The panel was led by the Section of Science & Technology Law Section Chair Christine Grant, who is also an alumnus of Rutgers School of Law – Newark. She was accompanied by Section members Richard L. Field and Sean F. Kane. Although they could provide no panacea for the pitiless job market of this current recession, the panelists offered advice on maximizing your attractiveness to employers. To this end, panelists stressed the importance of flexibility, specialization, and networking.
Grant, a former Commissioner of Health and Senior Services for the State of New Jersey, reminded students to keep their goals but remain “flexible, adaptable, and nimble” in their job search. For example, Grant noted that the area’s major law firms have a web of outposts in smaller markets throughout the country. Despite a satellite office’s distance from the firm’s nucleus, it remains closely integrated within the organization. After distinguishing yourself at the satellite office, there is the possibility of moving laterally within the firm back to this area.

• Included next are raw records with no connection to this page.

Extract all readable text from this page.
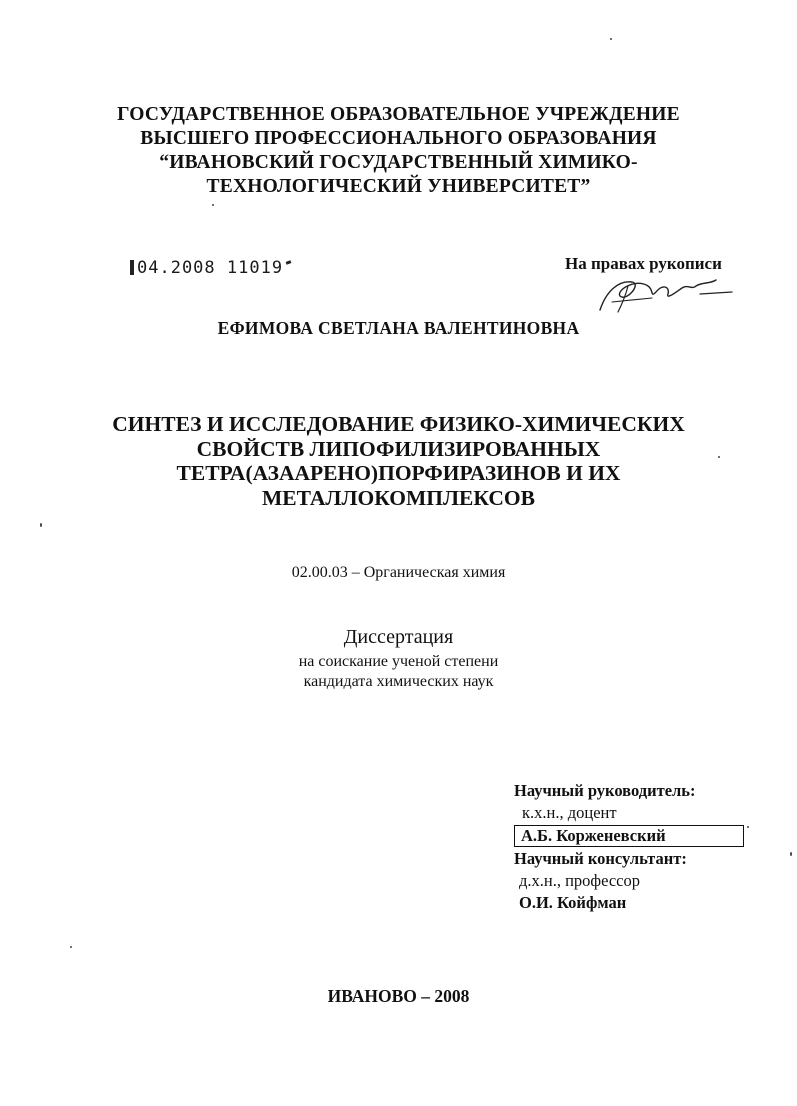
ГОСУДАРСТВЕННОЕ ОБРАЗОВАТЕЛЬНОЕ УЧРЕЖДЕНИЕ
ВЫСШЕГО ПРОФЕССИОНАЛЬНОГО ОБРАЗОВАНИЯ
“ИВАНОВСКИЙ ГОСУДАРСТВЕННЫЙ ХИМИКО-
ТЕХНОЛОГИЧЕСКИЙ УНИВЕРСИТЕТ”
04.2008 11019	На правах рукописи
ЕФИМОВА СВЕТЛАНА ВАЛЕНТИНОВНА
СИНТЕЗ И ИССЛЕДОВАНИЕ ФИЗИКО-ХИМИЧЕСКИХ
СВОЙСТВ ЛИПОФИЛИЗИРОВАННЫХ
ТЕТРА(АЗААРЕНО)ПОРФИРАЗИНОВ И ИХ
МЕТАЛЛОКОМПЛЕКСОВ
02.00.03 – Органическая химия
Диссертация
на соискание ученой степени
кандидата химических наук
Научный руководитель:
к.х.н., доцент
А.Б. Корженевский
Научный консультант:
д.х.н., профессор
О.И. Койфман
ИВАНОВО – 2008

Kane, a graduate of Fordham University School of Law during a similar economic downturn, echoed this advice. Shortly before taking the bar examinations, the firm Kane had accepted an offer from had dissolved. Despite this unfortunate turn of events, Kane was able to find a job by expanding his search and nimbly reaching out to every potential contact he had. “The key,” Kane said, “is to remain entrepreneurial.”
Another tip the panel recommended to increase your employment value was to find a niche. Kane, founder of Kane & Associates LLC , recommended specializing in areas not already “overrun by lawyers” and publishing as much as possible. For example, Kane has become an expert in the burgeoning legal areas of videogames and virtual worlds. Kane put the specialization process in Gladwellian terms : “You have to be prepared to commit thousands of hours doing work that you don’t expect to be paid for.”
Field is a solo practitioner, who specializes in financial systems, information technology law and policy. He suggested that the niche may also find you. “Sometimes you’re the only one in the office when the call comes in,” Field said, “and you end up becoming the expert.”
Finally, the panelists touted the virtues of various types of networking. “Because of the Internet,” Grant reminded, “face time is now at a premium.” Professional organizations like the American Bar Association provide students and practitioners opportunities to meet and share ideas. The Section of Science & Technology Law offers several leadership opportunities for students to partner with industry experts. Field recalled that attending meetings and observing a practice area’s leading members helped hone his craft.
Less formal networking venues can also be invaluable as a young practitioner. As an associate, Kane was invited to a regular meeting with a group of senior partners because he enjoyed the same cigars and single-malts as the partners. Similarly, Field regularly ate lunch with other junior lawyers from the financial sector.
Participating in a broad range of networking events allows others in your field to get to know you professionally and personally. Effective networking is about making deep and lasting connections with colleagues. “Once people start seeing you in several different places—” Field advised “—people will vouch for you.”